Following the dominant Abstract Expressionist wave of post-WWII, which decried realism in favor of non-representational forms, the second generation Abstract Expressionists presented here pointed the way forward. Famously declaring that painting had exhausted its possibilities, the medium’s progression was pushed to a potential end in the late 1950s by influential critic Clement Greenberg. This second generation was determined to continue with less concern over expressions of inner angst like their predecessors. They acknowledged the innovation of Abstract Expressionism by employing methods such as all-over composition, the emphasis on the flatness of the canvas, and the bold use of color dips (drips?) and splashes.

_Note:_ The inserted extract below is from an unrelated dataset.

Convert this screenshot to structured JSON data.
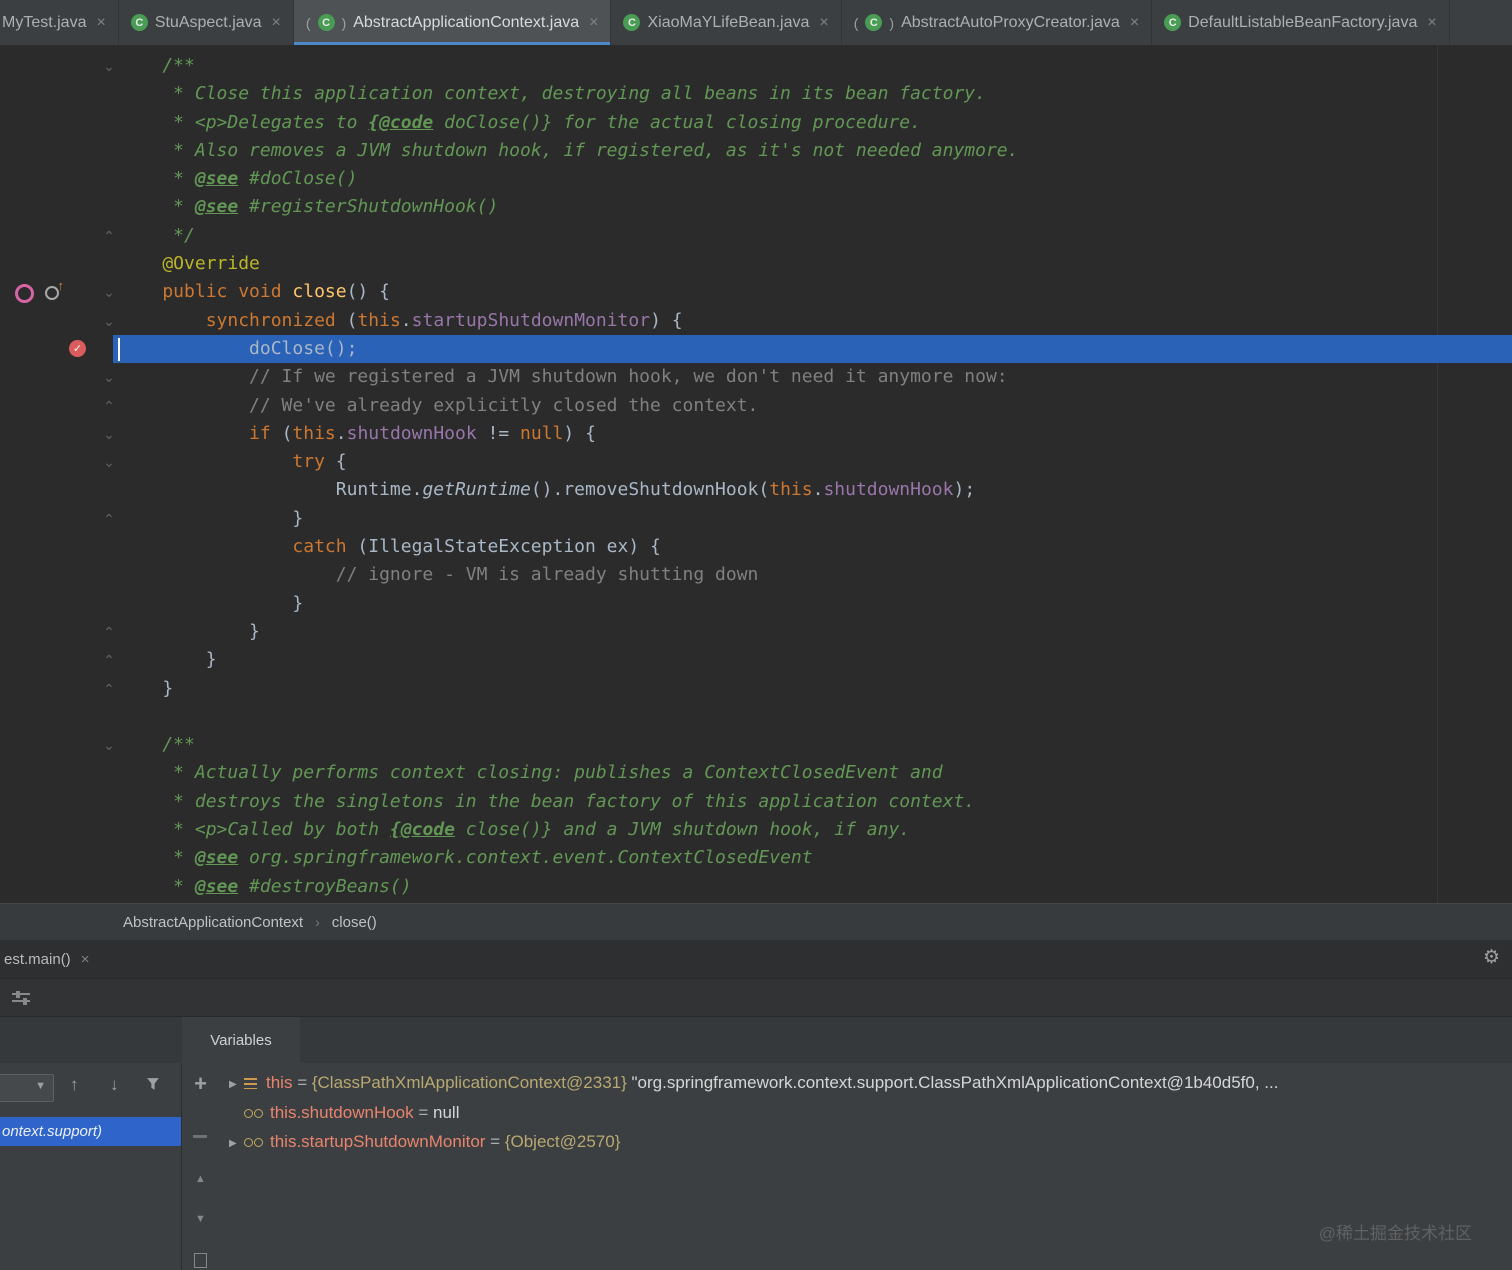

Movements such as Hard-edge Painting, Colorfield Painting, and Lyrical Abstraction arose as a response not only to the previous generation, but to the aloof aesthetic nature of Minimalism and Conceptualism in the 1960s and 70s. The artists featured in this selection can be categorized under the umbrella of Lyrical Abstraction, which moved towards more sensuous and romantic abstractions that sought to reinvigorate a painterly tradition in American art. It is characterized by intuitive and loose paint handling as seen in the work of Natvar Bhavsar, who employs loose pigments in an aleatory fashion on his canvases, to staining processes, as seen in the smoky translucent canvases of Kikuo Saito. Less beholden to a progressive narrative of art, this second generation kept painting alive, and celebrates the allure of color and shape.